Salt and pepper…no exceptions…every kitchen must have these in some form and there are literally hundreds of variations of these crucial seasonings you can choose from.  Salt can actually take on different notes depending on where it came from and it’s texture can play different roles in both savory and sweet applications.  Pepper can take on many forms and types and produce dramatically contrasting results and may also be toasted whole before grinding to add a whole other demention.   That being said, the rest is up to you.  There no limit to individual or combinations of spices and seasonings that are available.  My advice is…have fun with it and be adventurous!  Herbs, fresh or dried, dried chilis, ground seeds of many kinds…the world is your oyster and you should have some sort of selection in your kitchen.


Everyone has something they favor and yes, that includes American tomato ketchup!  I love a good Dijon mustard.  Mustard is a natural emulsifier and I just really enjoy the flavor.  Mayonaise is another favorite.

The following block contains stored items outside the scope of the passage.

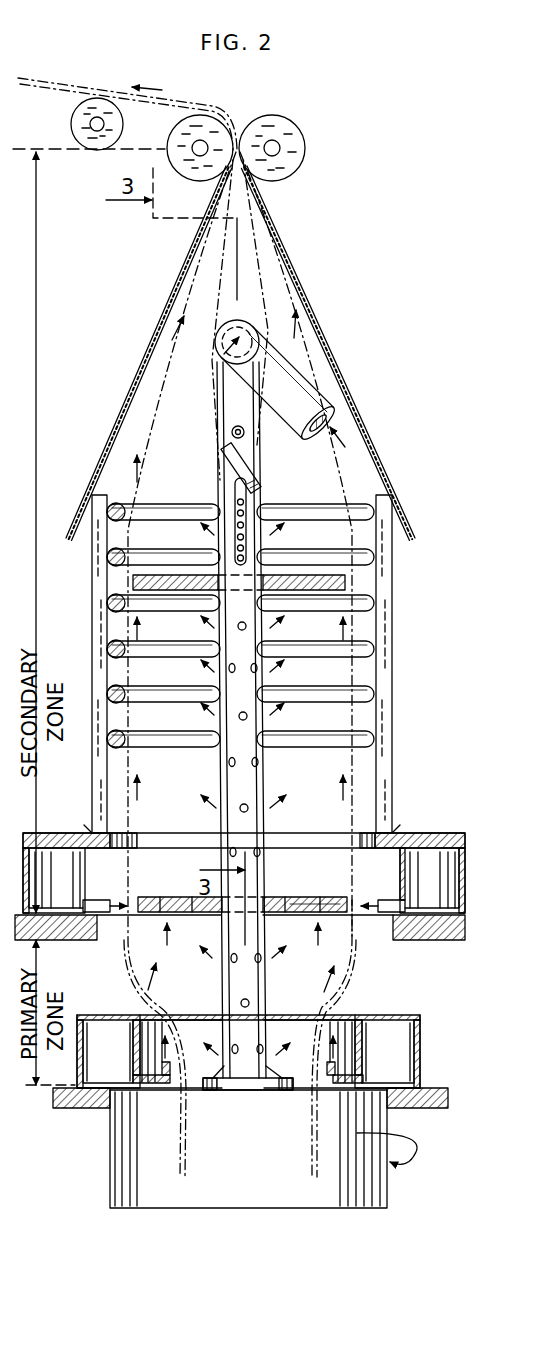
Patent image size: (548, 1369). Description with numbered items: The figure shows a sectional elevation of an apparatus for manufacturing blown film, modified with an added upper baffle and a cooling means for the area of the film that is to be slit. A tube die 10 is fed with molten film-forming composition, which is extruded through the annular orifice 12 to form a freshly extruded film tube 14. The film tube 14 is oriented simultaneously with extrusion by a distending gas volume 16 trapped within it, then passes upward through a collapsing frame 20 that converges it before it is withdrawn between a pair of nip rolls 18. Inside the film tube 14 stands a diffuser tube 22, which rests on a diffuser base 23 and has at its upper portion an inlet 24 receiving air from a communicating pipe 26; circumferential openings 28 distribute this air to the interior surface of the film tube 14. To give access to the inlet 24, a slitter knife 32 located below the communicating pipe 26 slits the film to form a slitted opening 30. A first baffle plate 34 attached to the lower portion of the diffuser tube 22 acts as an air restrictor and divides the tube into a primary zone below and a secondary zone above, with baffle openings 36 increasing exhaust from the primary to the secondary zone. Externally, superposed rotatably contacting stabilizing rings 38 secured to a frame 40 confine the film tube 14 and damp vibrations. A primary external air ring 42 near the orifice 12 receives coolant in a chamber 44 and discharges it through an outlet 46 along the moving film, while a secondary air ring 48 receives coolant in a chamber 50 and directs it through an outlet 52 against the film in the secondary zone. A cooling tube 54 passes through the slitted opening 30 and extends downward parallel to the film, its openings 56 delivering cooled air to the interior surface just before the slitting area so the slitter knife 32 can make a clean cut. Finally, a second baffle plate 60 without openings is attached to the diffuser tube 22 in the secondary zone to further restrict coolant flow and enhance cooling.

The tube die 10 is at (262, 1165).
The annular orifice 12 is at (180, 1098).
The film tube 14 is at (349, 983).
The distending gas volume 16 is at (306, 995).
The nip rolls 18 is at (173, 142).
The collapsing frame 20 is at (148, 353).
The diffuser tube 22 is at (232, 410).
The diffuser base 23 is at (246, 1088).
The inlet 24 is at (226, 350).
The communicating pipe 26 is at (304, 397).
The openings 28 is at (231, 762).
The slitted opening 30 is at (264, 255).
The slitter knife 32 is at (253, 477).
The first baffle plate 34 is at (305, 897).
The baffle openings 36 is at (167, 897).
The stabilizing rings 38 is at (366, 606).
The frame 40 is at (384, 697).
The primary external air ring 42 is at (426, 1017).
The chamber 44 is at (107, 1032).
The outlet 46 is at (162, 1066).
The secondary air ring 48 is at (432, 917).
The chamber 50 is at (428, 870).
The outlet 52 is at (388, 902).
The cooling tube 54 is at (235, 488).
The openings 56 is at (246, 503).
The second baffle plate 60 is at (344, 583).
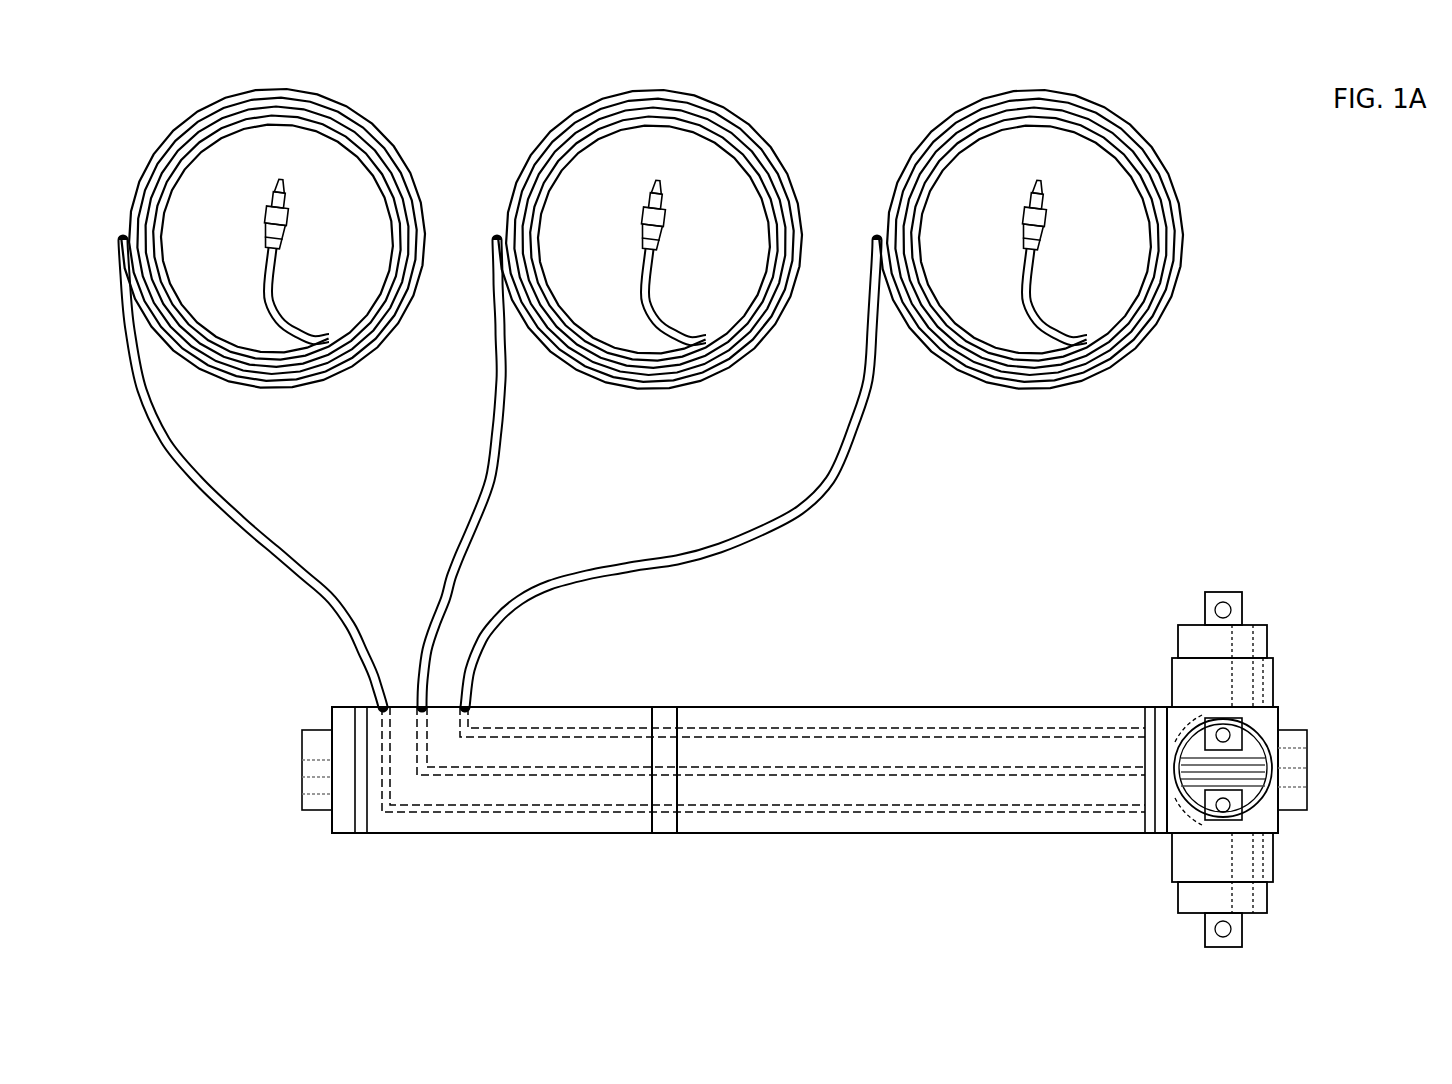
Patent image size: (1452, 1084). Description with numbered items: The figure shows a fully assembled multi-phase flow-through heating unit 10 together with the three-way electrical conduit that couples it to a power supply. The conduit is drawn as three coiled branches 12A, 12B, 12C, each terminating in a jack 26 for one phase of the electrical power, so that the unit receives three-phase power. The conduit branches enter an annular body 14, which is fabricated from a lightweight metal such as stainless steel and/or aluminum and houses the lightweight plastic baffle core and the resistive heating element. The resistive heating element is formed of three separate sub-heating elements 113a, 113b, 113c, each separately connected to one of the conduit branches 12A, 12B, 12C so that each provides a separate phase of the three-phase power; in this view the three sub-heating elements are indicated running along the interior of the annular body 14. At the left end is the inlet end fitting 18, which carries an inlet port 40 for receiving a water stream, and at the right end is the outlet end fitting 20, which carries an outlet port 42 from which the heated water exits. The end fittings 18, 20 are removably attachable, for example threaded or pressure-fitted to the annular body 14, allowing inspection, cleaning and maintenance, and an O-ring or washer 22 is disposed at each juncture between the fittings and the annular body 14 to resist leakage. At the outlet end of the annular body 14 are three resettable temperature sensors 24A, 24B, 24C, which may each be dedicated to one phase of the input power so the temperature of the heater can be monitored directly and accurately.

The heating unit 10 is at (1332, 351).
The three-way electrical conduit (first phase) 12A is at (195, 110).
The three-way electrical conduit (second phase) 12B is at (572, 110).
The three-way electrical conduit (third phase) 12C is at (952, 110).
The jack 26 is at (265, 230).
The annular body 14 is at (956, 836).
The inlet end fitting 18 is at (345, 830).
The O-ring 22 is at (362, 707).
The inlet port 40 is at (300, 762).
The first sub-heating element 113a is at (999, 805).
The second sub-heating element 113b is at (883, 768).
The third sub-heating element 113c is at (768, 723).
The outlet end fitting 20 is at (1270, 718).
The first resettable temperature sensor 24A is at (1273, 640).
The second resettable temperature sensor 24B is at (1265, 765).
The third resettable temperature sensor 24C is at (1268, 895).
The outlet port 42 is at (1307, 785).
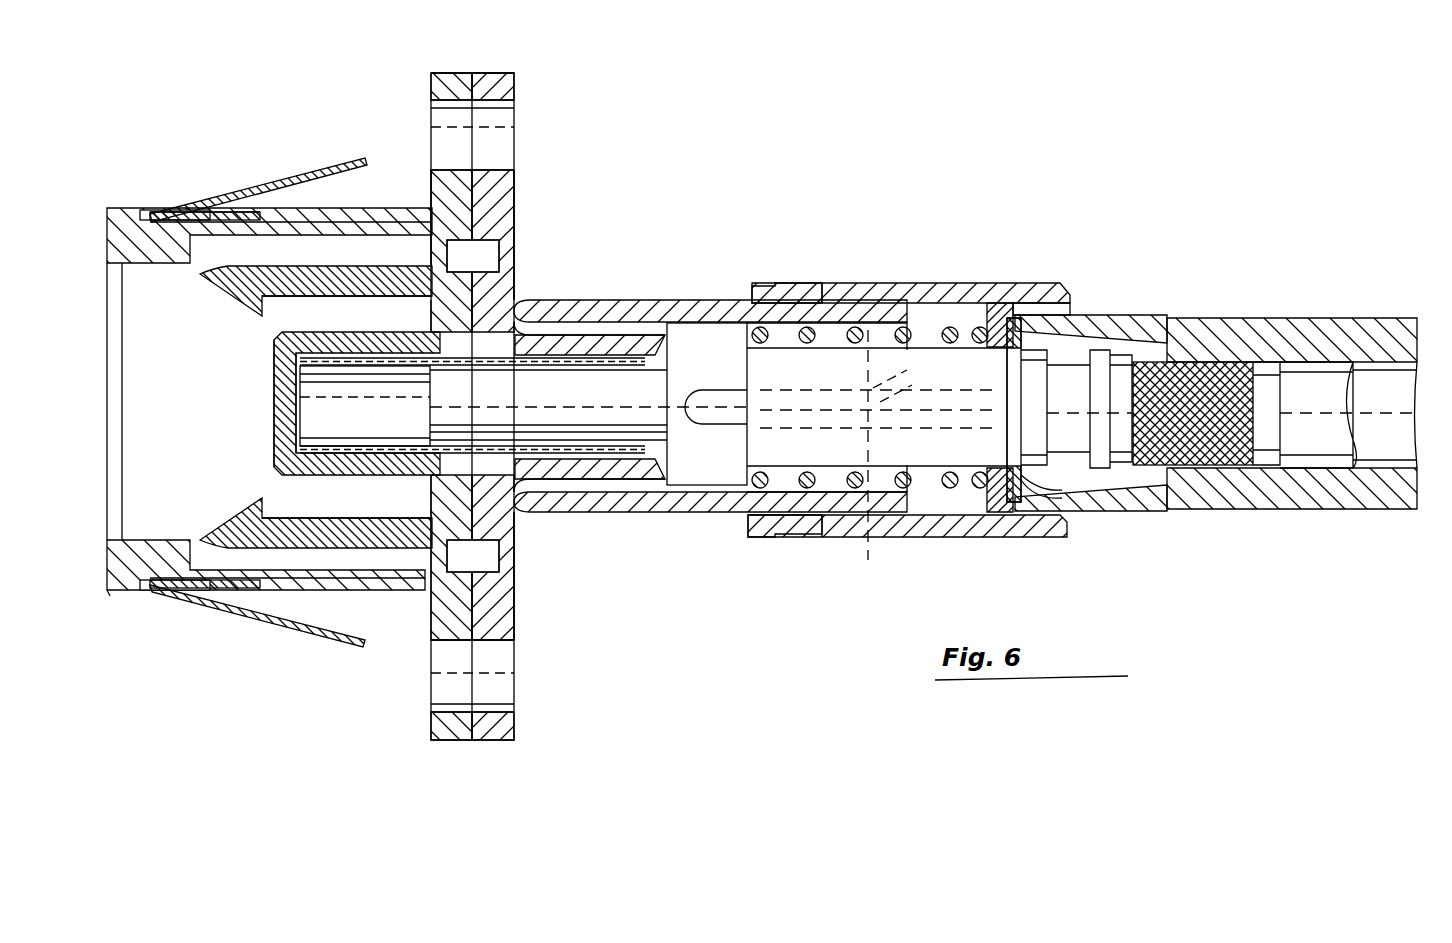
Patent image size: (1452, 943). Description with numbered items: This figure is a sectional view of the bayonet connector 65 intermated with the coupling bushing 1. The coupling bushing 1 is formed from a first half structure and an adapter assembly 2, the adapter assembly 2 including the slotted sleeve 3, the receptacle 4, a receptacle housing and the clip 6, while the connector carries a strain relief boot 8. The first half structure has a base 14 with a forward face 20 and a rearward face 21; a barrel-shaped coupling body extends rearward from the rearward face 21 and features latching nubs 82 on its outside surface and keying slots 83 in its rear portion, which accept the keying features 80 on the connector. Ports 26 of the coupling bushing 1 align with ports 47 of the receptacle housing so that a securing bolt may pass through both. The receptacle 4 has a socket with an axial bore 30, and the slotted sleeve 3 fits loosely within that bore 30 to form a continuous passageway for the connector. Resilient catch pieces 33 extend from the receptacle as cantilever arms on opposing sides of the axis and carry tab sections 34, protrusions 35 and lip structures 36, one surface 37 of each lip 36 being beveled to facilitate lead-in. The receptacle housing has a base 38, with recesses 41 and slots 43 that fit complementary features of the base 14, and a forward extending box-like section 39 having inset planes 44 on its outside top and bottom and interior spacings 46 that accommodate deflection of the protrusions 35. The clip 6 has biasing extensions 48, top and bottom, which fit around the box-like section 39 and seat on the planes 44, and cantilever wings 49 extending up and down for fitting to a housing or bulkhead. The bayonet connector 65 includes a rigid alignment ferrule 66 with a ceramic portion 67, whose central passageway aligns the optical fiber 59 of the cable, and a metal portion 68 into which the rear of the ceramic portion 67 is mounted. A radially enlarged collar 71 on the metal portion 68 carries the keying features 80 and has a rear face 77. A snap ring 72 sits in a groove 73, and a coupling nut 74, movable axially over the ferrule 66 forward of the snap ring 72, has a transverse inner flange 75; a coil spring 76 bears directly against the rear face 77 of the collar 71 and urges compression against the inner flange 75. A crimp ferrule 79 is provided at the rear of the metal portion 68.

The coupling bushing 1 is at (514, 182).
The adapter assembly 2 is at (428, 614).
The slotted sleeve 3 is at (310, 448).
The receptacle 4 is at (280, 482).
The clip 6 is at (176, 210).
The strain relief boot 8 is at (1322, 318).
The base 14 is at (514, 213).
The forward face 20 is at (474, 73).
The rearward face 21 is at (514, 612).
The ports 26 is at (514, 120).
The axial bore 30 is at (282, 380).
The resilient catch pieces 33 is at (372, 235).
The tab sections 34 is at (428, 300).
The protrusions 35 is at (218, 268).
The lip structures 36 is at (258, 320).
The beveled surface 37 is at (205, 290).
The base 38 is at (431, 195).
The forward extending box-like section 39 is at (112, 596).
The recesses 41 is at (446, 256).
The slots 43 is at (446, 560).
The inset planes 44 is at (356, 222).
The spacings 46 is at (320, 298).
The ports 47 is at (431, 112).
The biasing extensions 48 is at (158, 210).
The wings 49 is at (282, 192).
The optical fiber 59 is at (437, 412).
The bayonet connector 65 is at (1068, 292).
The alignment ferrule 66 is at (760, 514).
The ceramic portion 67 is at (557, 450).
The metal portion 68 is at (930, 538).
The collar 71 is at (688, 323).
The snap ring 72 is at (1044, 508).
The groove 73 is at (1032, 482).
The coupling nut 74 is at (1013, 300).
The inner flange 75 is at (975, 335).
The coil spring 76 is at (852, 328).
The rear face 77 is at (760, 326).
The crimp ferrule 79 is at (1185, 345).
The keying features 80 is at (703, 424).
The latching nubs 82 is at (797, 283).
The keying slots 83 is at (863, 463).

It’s easy to make yourself too either in a food processor or a blender and can be used as a base for aioli, salads, cold sauces, and infused with many flavors.  I affectionately refer to it as a “cold hollandaise” and love to dip my french fries in it.  Pickles, relishes, compotes, olives, cheeses, tampanades, soy sauce, fish sauce, sugar, eggs…this list and category could easily be never-ending.  Experiment…have fun with it…and always keep a nice selection on hand!